I say their occupation would drive a person to drink. It does, he tells me. He himself makes use of the counselling and is a teetotaller, but that has come with close on two decades in the industry. He agrees that he experiences death differently to those who do not face it every day.
"One becomes detached from the deaths, and even the lives, of those around you. It is a necessary coping mechanism without which one could not do this job."
3 085 dead passed through the Salt River mortuary last year, equating to an average of nearly 60 a week.
Weekends at the end of the month are busier. Sometimes the overflow must be sent to another mortuary, like the one at the Tygerberg Hospital. The computer system is necessarily intricate, but reminds one of nothing so much as a market, where each stage of the process is recorded and filed for statistical and legal purposes.
"The state mortuaries are themselves in a process of change. The business of dying was last year handed over from the police to the health department and a period of adjustment is to be expected, says Mark Myburgh, another chief forensic officer.
Although I am desperate to leave the house of the dead, I stay another hour chatting to Mark and his assistant director Wayne Mittens. Both have worked at Salt River since the mid 80's and remember well the dispensation under the police, as well as under the apartheid regime.
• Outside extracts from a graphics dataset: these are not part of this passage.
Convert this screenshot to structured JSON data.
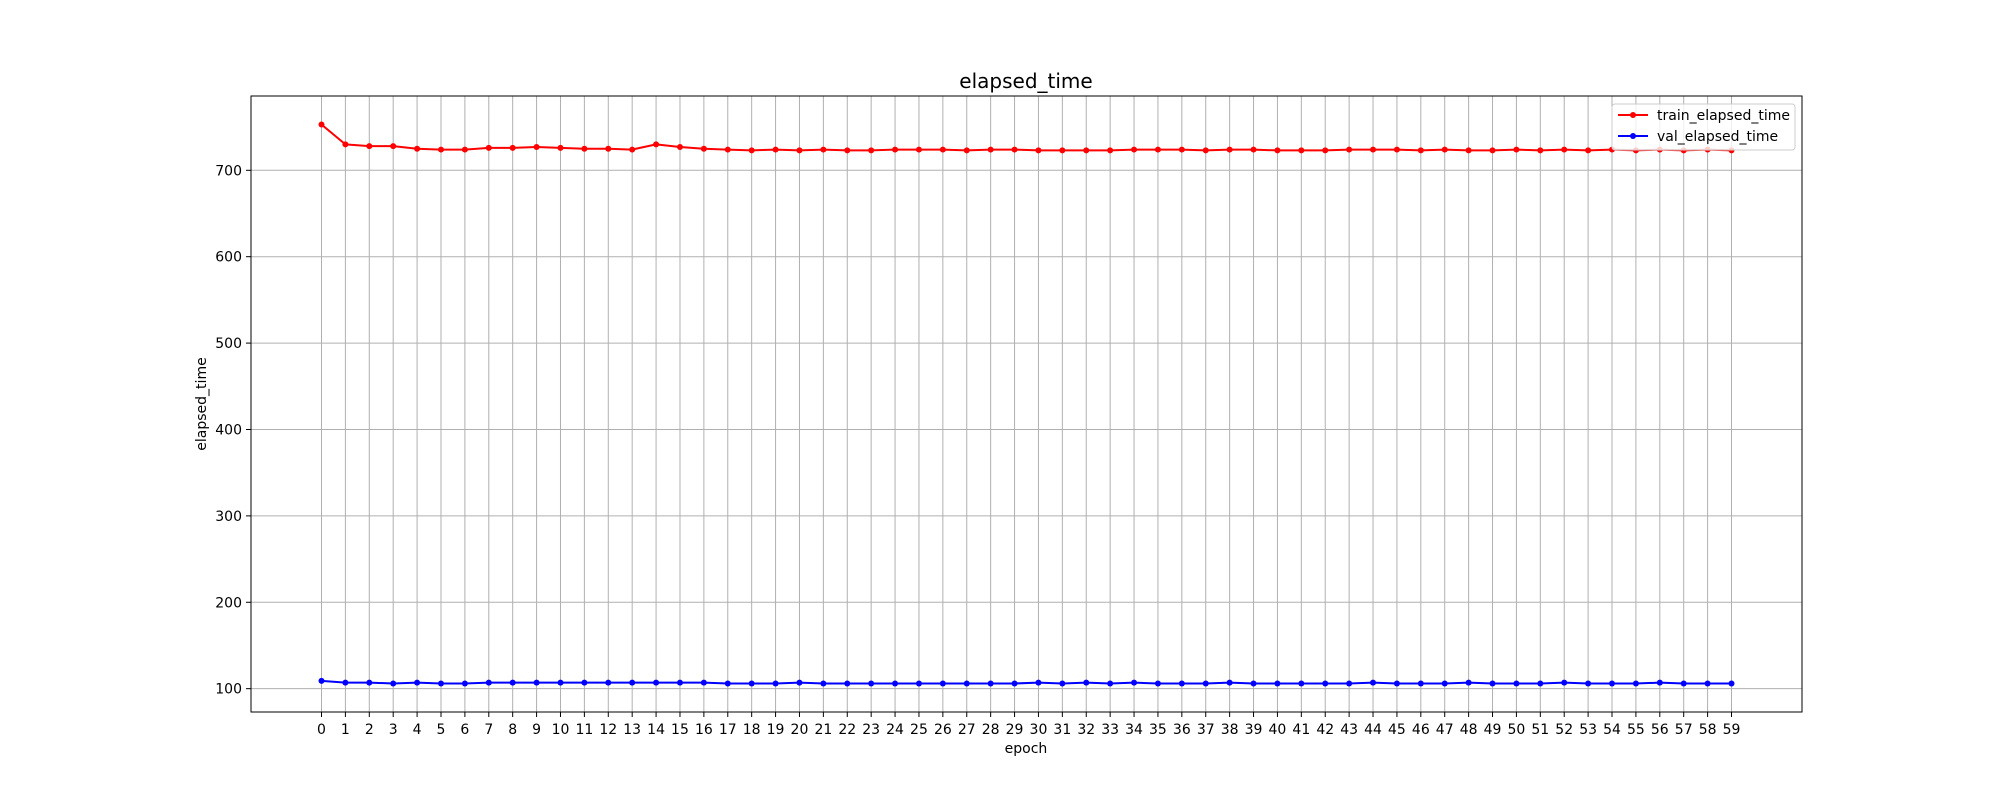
{
  "chart_data": {
    "type": "line",
    "title": "elapsed_time",
    "xlabel": "epoch",
    "ylabel": "elapsed_time",
    "x": [
      0,
      1,
      2,
      3,
      4,
      5,
      6,
      7,
      8,
      9,
      10,
      11,
      12,
      13,
      14,
      15,
      16,
      17,
      18,
      19,
      20,
      21,
      22,
      23,
      24,
      25,
      26,
      27,
      28,
      29,
      30,
      31,
      32,
      33,
      34,
      35,
      36,
      37,
      38,
      39,
      40,
      41,
      42,
      43,
      44,
      45,
      46,
      47,
      48,
      49,
      50,
      51,
      52,
      53,
      54,
      55,
      56,
      57,
      58,
      59
    ],
    "y_ticks": [
      100,
      200,
      300,
      400,
      500,
      600,
      700
    ],
    "ylim": [
      73,
      786
    ],
    "xlim": [
      -2.95,
      61.95
    ],
    "grid": true,
    "legend_position": "top-right",
    "series": [
      {
        "name": "train_elapsed_time",
        "color": "#ff0000",
        "marker": "circle",
        "values": [
          753,
          730,
          728,
          728,
          725,
          724,
          724,
          726,
          726,
          727,
          726,
          725,
          725,
          724,
          730,
          727,
          725,
          724,
          723,
          724,
          723,
          724,
          723,
          723,
          724,
          724,
          724,
          723,
          724,
          724,
          723,
          723,
          723,
          723,
          724,
          724,
          724,
          723,
          724,
          724,
          723,
          723,
          723,
          724,
          724,
          724,
          723,
          724,
          723,
          723,
          724,
          723,
          724,
          723,
          724,
          723,
          724,
          723,
          724,
          723
        ]
      },
      {
        "name": "val_elapsed_time",
        "color": "#0000ff",
        "marker": "circle",
        "values": [
          109,
          107,
          107,
          106,
          107,
          106,
          106,
          107,
          107,
          107,
          107,
          107,
          107,
          107,
          107,
          107,
          107,
          106,
          106,
          106,
          107,
          106,
          106,
          106,
          106,
          106,
          106,
          106,
          106,
          106,
          107,
          106,
          107,
          106,
          107,
          106,
          106,
          106,
          107,
          106,
          106,
          106,
          106,
          106,
          107,
          106,
          106,
          106,
          107,
          106,
          106,
          106,
          107,
          106,
          106,
          106,
          107,
          106,
          106,
          106
        ]
      }
    ]
  }
}
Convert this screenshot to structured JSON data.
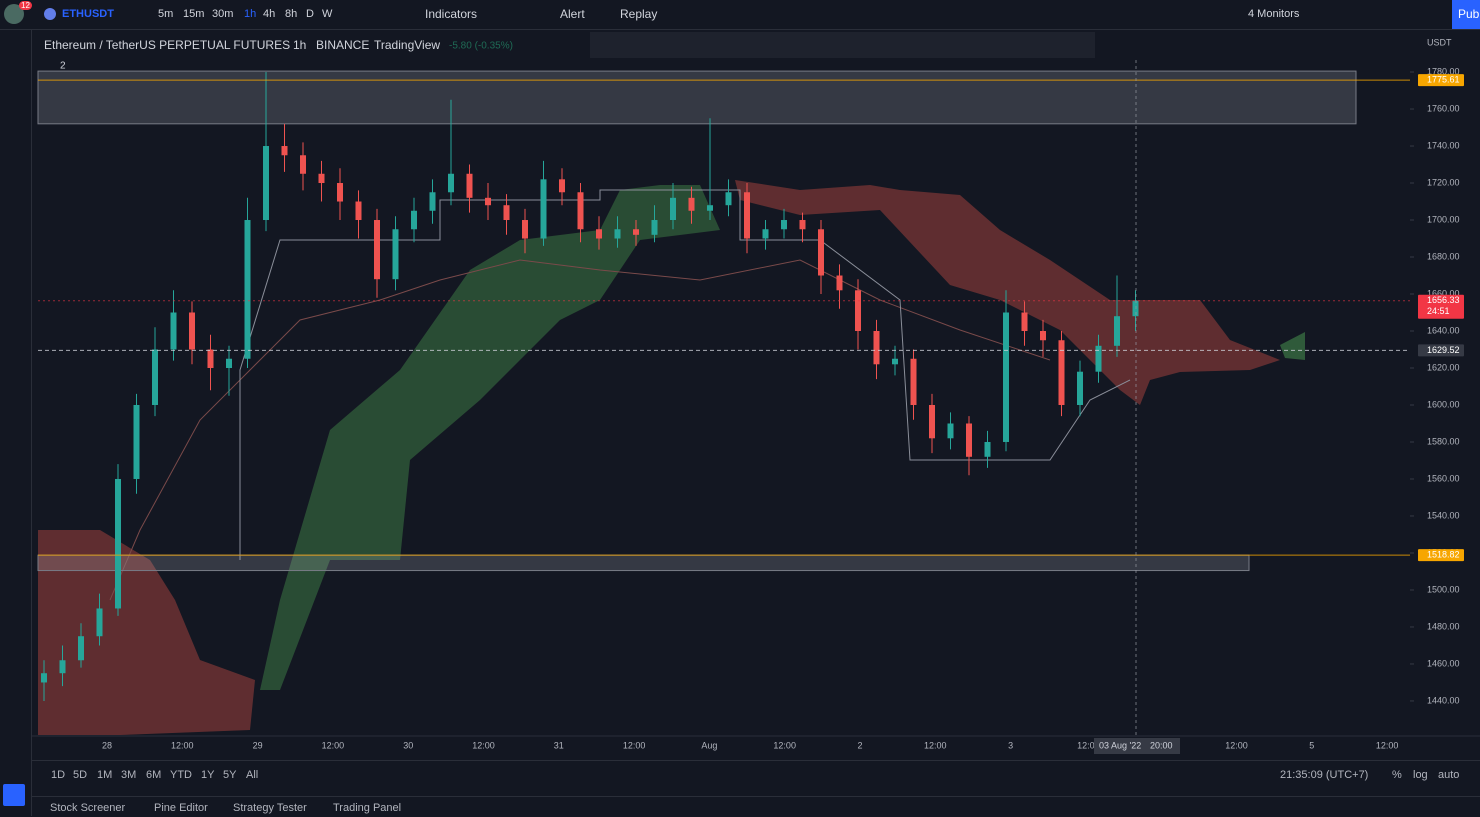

They tell of a time when police brutality was the norm, but being an English-speaking policeman was frowned upon. Mittens explains how they were stationed at the police mortuaries as "punishment" for being "red-necks", despite being "100% South African", and that is why they are there today.
Like John, they say that daily exposure to death has immunised them to it to a degree and that dying is merely a stage in life, no matter how it comes about. Both say they would be comfortable, in the event of their own deaths, to be autopsied at a state mortuary, despite the horror that meets the eye.
Mark relates an incident in 2006 when a man committed suicide in the mortuary toilets. Surprisingly, to my mind, he says certain staff members who joined up months after the suicide have steadfastly refused to enter those toilets.
"I believe there are people who can feel the spirit of the dead and can sense where a disturbing death took place. I do not have this ability myself, but I have no doubt there are people who do."
It is surely hard not to sense death at the mortuary. I certainly cannot forget it. When I get home I put my clothes, permeated with the scent of the dead, into the hot-water cycle of the washing machine and then soak myself in the bath for an hour. I doubt I shall be setting foot in a mortuary again. Not in this lifetime, anyway.